The Parliament and the government could have dealt with the problems of public order or incitement of offence through preventive detention laws. Now, supposing there are persons who are preaching murder and who are doing, something of that character, supposing there is some newspaper which is doing something of that character and the writer is there, the individual can be secured under the Preventive Detention Act. So, if the Parliament or the Government want to prevent a person or group of persons from committing acts which they consider to be against the interests of public order, then they are already clothed with sufficient authority to do so.
The amendment does not bear any fruit, except increasing the power of the government.

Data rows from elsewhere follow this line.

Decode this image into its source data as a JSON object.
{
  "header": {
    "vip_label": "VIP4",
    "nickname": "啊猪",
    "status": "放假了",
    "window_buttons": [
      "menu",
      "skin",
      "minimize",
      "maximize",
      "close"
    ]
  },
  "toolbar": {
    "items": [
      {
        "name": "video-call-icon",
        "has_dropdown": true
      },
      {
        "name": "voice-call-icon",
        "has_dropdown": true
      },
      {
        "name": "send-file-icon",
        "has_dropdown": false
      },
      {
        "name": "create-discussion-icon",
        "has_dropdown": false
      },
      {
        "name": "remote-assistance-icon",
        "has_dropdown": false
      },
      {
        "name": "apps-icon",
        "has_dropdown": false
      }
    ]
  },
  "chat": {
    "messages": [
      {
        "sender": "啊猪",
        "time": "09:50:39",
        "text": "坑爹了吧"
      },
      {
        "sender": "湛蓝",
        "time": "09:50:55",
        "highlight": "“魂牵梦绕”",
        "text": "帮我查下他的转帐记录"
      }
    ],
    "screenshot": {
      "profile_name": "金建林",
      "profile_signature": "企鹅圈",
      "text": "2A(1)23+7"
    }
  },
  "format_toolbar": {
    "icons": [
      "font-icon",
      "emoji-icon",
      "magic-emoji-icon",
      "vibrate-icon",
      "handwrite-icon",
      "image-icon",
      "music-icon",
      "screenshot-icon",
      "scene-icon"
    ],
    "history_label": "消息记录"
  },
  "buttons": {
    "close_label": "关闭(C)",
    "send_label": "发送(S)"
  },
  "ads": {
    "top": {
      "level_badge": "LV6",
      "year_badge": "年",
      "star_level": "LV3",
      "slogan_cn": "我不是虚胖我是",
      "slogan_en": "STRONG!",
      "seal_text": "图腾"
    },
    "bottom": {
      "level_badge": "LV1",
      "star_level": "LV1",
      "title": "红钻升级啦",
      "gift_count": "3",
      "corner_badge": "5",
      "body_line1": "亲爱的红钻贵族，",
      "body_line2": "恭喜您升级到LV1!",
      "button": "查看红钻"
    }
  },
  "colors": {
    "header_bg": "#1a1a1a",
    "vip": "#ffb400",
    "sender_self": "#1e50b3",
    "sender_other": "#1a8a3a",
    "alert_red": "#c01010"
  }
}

Another restriction which is placed is the restriction on criticism or speech on ‘friendly relations with other states’. On this Shyama Prasad Mukherjee, who I feel is a text-book example of a classic liberal during the debates, said: “I have not been able to find any precedent in any part of the civilised world whereby law under the provisions of the Constitution criticism of foreign powers is taboo.”
He cast doubts on the meaning of ‘friendly relations with other states’, as he said: “we may say anything about a foreign country with the utmost friendship in our hearts but if that country misunderstands and says that it offends it or it affects our friendly relations with them, you are at once bound by the provisions of the Constitution.” If the government today passes any law in furtherance of these restrictions, then anything can be restricted and the civil liberties and freedoms will merely become exceptions.
The fears apprehended by Dr Shyama Prasad Mukherjee are now re-surfacing back in 2020 as we witness internet shutdown(s) in Kashmir using Section 144 of Criminal Procedure Code, use of draconian laws like National Security Act and Unlawful Activities Prevention Act (UAPA) to curb Freedom of Speech and Expression among other violations. We see these violations of free speech and civil liberties and the reason (not the sole reason though) behind such regressive measures is this hurried, hasty and (“unconstitutional”) First Constitutional Amendment Act. PM Nehru, despite his charismatic leadership and vision, did put the Constitution and civil liberties in danger.
In conclusion, let us revisit the prophetic warning given by Dr Mukherjee and try to draw parallels in contemporary times:
“Maybe you [Nehru] will continue for eternity, in the next generation, for generations unborn; that is quite possible. But supposing some other party comes into authority? What is the precedent you are laying down?”
The fears imagined by Mukherjee in 1951 still haunts us today!